Publication year - 2020
Publication title -
journal of chemometrics
Language(s) - English
Resource type - Journals
SCImago Journal Rank - 0.47
H-Index - 92
eISSN - 1099-128X
pISSN - 0886-9383
DOI - 10.1002/cem.3292
Subject(s) - linear discriminant analysis , multicollinearity , pattern recognition (psychology) , overfitting , feature selection , artificial intelligence , mathematics , chemometrics , collinearity , partial least squares regression , principal component analysis , computer science , statistics , machine learning , linear regression , artificial neural network
A new algorithm using ant colony optimization (ACO) for selection of variables in linear discriminant analysis (LDA) is presented. The role of ACO is explored in the context of LDA classification in which spectral variable multicollinearity is a known cause of generalization problems.

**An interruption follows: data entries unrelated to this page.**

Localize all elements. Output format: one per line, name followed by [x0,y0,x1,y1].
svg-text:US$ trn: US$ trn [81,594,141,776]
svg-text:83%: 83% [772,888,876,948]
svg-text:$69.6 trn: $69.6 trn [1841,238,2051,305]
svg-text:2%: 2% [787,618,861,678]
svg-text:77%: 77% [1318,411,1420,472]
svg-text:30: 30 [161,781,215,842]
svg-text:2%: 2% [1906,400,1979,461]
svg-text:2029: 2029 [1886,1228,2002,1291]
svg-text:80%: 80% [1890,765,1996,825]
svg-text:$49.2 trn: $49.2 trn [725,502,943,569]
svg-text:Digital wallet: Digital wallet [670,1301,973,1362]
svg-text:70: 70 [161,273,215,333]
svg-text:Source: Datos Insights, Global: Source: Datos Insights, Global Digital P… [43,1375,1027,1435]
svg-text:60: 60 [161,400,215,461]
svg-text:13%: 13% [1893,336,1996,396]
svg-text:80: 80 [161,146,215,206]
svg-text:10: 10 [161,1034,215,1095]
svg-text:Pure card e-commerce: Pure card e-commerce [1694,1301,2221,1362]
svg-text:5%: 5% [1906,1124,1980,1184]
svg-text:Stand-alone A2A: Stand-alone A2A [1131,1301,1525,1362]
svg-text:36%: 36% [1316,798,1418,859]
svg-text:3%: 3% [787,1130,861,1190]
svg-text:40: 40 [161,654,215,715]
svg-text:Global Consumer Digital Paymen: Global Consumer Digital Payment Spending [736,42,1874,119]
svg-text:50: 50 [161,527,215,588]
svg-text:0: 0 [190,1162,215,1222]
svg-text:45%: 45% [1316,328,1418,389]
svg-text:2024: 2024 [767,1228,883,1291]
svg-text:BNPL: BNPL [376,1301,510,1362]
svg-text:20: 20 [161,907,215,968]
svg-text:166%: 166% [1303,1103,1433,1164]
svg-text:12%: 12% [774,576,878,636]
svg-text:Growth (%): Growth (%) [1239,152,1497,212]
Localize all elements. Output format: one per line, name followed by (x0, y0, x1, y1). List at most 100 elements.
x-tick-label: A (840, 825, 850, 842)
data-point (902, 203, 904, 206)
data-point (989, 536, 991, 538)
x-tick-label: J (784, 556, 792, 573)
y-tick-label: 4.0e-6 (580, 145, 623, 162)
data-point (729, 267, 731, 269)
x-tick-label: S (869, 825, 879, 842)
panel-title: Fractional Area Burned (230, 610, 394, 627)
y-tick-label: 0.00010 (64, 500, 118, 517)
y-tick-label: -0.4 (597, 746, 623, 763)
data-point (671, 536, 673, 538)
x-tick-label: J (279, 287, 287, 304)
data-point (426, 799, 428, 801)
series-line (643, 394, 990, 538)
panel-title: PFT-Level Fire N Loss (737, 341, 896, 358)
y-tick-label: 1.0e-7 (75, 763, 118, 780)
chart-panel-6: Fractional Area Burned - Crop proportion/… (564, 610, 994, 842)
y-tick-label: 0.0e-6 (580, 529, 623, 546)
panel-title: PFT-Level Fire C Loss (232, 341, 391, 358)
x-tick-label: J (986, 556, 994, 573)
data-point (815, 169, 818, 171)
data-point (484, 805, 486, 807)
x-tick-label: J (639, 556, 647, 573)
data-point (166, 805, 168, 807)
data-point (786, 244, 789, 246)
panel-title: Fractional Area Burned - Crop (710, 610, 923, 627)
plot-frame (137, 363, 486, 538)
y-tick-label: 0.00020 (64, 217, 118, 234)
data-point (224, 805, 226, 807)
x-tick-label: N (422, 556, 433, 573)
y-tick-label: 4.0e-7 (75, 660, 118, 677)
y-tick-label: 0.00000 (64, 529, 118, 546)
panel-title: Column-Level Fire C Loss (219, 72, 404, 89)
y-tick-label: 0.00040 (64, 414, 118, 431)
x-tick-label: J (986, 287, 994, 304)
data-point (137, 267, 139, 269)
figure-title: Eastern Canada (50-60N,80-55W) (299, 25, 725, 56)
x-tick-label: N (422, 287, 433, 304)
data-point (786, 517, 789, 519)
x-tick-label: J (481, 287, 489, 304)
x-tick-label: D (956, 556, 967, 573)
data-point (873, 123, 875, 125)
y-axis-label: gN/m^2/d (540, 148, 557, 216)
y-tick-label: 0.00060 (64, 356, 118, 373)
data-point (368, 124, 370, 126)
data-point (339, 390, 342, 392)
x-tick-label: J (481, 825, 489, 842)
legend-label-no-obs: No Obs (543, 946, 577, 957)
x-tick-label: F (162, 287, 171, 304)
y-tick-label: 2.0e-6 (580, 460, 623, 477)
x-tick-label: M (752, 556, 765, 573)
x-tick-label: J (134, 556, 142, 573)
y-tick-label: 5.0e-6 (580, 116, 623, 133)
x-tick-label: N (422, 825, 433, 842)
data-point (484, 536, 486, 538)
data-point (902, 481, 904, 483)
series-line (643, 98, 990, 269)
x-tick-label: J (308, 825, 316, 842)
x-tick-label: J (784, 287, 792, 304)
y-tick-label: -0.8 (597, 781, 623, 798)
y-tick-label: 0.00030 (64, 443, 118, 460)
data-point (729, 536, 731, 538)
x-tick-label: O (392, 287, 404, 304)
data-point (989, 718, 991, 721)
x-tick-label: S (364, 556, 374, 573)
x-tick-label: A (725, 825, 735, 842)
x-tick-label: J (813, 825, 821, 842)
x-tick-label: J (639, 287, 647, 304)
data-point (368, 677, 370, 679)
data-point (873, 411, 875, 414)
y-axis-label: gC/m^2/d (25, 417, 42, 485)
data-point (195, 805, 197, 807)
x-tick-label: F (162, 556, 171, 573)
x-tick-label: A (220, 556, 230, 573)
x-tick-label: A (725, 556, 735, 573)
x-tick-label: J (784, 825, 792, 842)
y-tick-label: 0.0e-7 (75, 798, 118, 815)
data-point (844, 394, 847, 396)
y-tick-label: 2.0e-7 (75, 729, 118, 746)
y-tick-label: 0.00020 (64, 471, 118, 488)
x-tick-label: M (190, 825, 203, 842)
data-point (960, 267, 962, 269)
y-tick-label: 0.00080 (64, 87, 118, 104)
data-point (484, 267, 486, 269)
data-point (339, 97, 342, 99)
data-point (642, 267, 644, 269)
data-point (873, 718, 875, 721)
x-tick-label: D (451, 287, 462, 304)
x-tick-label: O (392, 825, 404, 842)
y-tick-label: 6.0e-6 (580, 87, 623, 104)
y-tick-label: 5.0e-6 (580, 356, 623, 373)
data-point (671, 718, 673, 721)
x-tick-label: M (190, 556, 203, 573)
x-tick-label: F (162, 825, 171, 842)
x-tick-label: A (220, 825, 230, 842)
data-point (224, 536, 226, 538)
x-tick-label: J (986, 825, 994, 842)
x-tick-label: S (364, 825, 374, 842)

The proposed ACO‐LDA presents a metaheuristic that mimics the ant's cooperative behavior, randomly depositing pheromones at vector elements corresponding to the most relevant variables. Such cooperative ant‐like behavior, which is absent in the genetic algorithm, increases the probability of discarding noninformative variables, favoring construction of more parsimonious models than genetic algorithm–linear discriminate analysis (GA‐LDA). The classification performance of ACO‐LDA is assessed in two case studies: (i) classification of edible vegetable oils (with respect to base oil) via ultraviolet–visible (UV‐Vis) spectrometry and (ii) simultaneous classification of tea samples with respect to type and geographic origin via near‐infrared (NIR) spectrometry. In the first study, ACO‐LDA was tested in a data set involving wide absorption bands in the UV region with low‐resolution and strong spectral overlapping. In the second study, its capacity to manage a data matrix with high dimensionality was evaluated. In both studies, ACO‐LDA selected a small subset of variables, which led to correct classifications for almost all of the samples, achieving a performance level similar to the well‐established partial least squares–discriminant analysis (PLS‐DA), and considerably better than GA‐LDA. The use of ACO to select LDA classification variables can minimize generalization problems commonly associated with multicollinearity.